No preservative for single-dose: Single-dose preparations used within hours of opening do not need preservative. For use within a single vaccination session, no preservative is required.

Filling and Sealing

Fill into sterile vials: Under sterile conditions, transfer final prepared vaccine into sterile glass vials:

  • Amber glass (protects from light degradation) if available; clear glass otherwise
  • Fill level: leave 10% headspace to allow for gas exchange and prevent pressure buildup
  • Insert sterile rubber stopper; crimp or seal with wax

Multi-dose vs. single-dose: Single-dose vials (0.5-1.0 mL): simpler management, no preservative needed, less waste per vial Multi-dose vials (10-20 doses/vial): economical, requires preservative, careful management

Final Release Testing

Before any batch enters use:

Sterility: Inoculate aliquot in broth; incubate 7 days; no growth.
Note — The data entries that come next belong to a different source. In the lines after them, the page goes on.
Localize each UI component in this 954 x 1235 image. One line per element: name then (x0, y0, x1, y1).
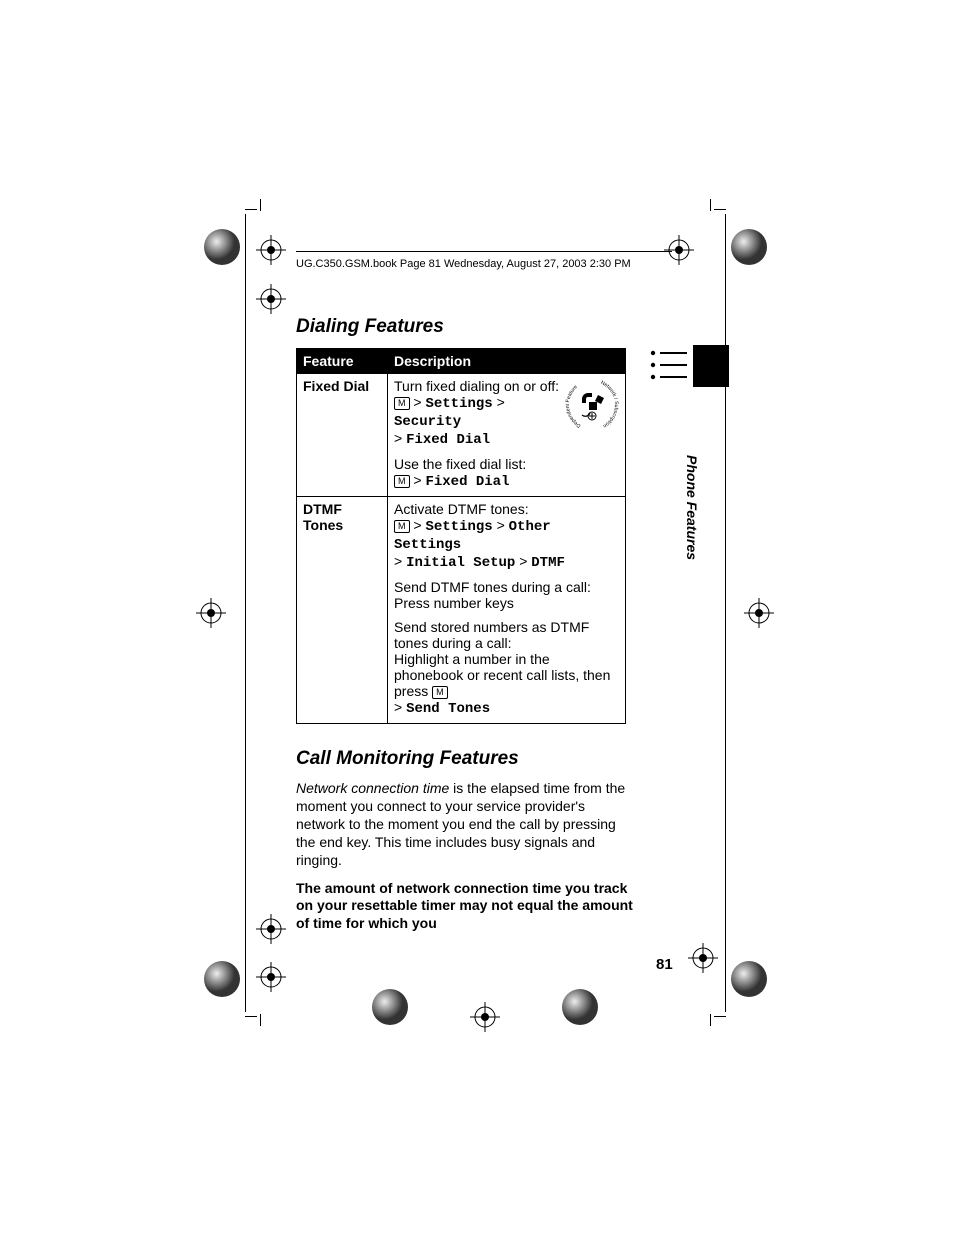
col-feature: Feature (297, 349, 388, 374)
svg-text:Dependent Feature: Dependent Feature (565, 384, 582, 429)
dtmf-p1: Activate DTMF tones: (394, 501, 529, 517)
side-section-label: Phone Features (684, 455, 700, 560)
gt: > (394, 553, 402, 569)
feature-desc-fixed-dial: Network / Subscription Dependent Feature (388, 374, 626, 497)
dtmf-p2: Send DTMF tones during a call: (394, 579, 591, 595)
printer-mark-icon (369, 986, 411, 1028)
crosshair-icon (196, 598, 226, 628)
path: Fixed Dial (406, 432, 490, 448)
path: DTMF (531, 555, 565, 571)
margin-tab-icon (649, 345, 729, 395)
path: Send Tones (406, 701, 490, 717)
table-row: DTMF Tones Activate DTMF tones: M > Sett… (297, 497, 626, 724)
call-monitoring-heading: Call Monitoring Features (296, 748, 636, 770)
gt: > (497, 394, 505, 410)
printer-mark-icon (728, 958, 770, 1000)
fixed-p2: Use the fixed dial list: (394, 456, 526, 472)
dtmf-p3b: Highlight a number in the phonebook or r… (394, 651, 610, 699)
gt: > (413, 517, 421, 533)
crosshair-icon (256, 914, 286, 944)
gt: > (394, 699, 402, 715)
printer-mark-icon (201, 226, 243, 268)
dtmf-p2b: Press number keys (394, 595, 514, 611)
menu-key-icon: M (394, 475, 410, 488)
path: Initial Setup (406, 555, 515, 571)
menu-key-icon: M (394, 520, 410, 533)
dtmf-p3a: Send stored numbers as DTMF tones during… (394, 619, 589, 651)
gt: > (413, 472, 421, 488)
feature-desc-dtmf: Activate DTMF tones: M > Settings > Othe… (388, 497, 626, 724)
gt: > (519, 553, 527, 569)
crosshair-icon (256, 962, 286, 992)
network-dependent-icon: Network / Subscription Dependent Feature (565, 378, 619, 432)
running-header: UG.C350.GSM.book Page 81 Wednesday, Augu… (296, 258, 631, 270)
nct-term: Network connection time (296, 780, 449, 796)
crosshair-icon (256, 235, 286, 265)
dialing-features-table: Feature Description Fixed Dial Ne (296, 348, 626, 724)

Safety (general safety test): Inject 0.5 mL into each of 5 mice and 2 guinea pigs; observe 7 days; no illness or death.

Potency (for killed vaccines): Immunize animals; challenge with live virulent organism; protection must exceed defined minimum (historically 60-80% survival compared to unvaccinated controls).

Physical inspection: Clear or uniformly turbid (not clumped, no visible foreign particles, expected color).

Documentation: Batch record complete, all tests passed, expiry date assigned (based on stability data or conservative default).

Only batches passing all tests should be released. Document every test and result. The batch record is the paper trail that allows tracing of any problem that emerges after distribution.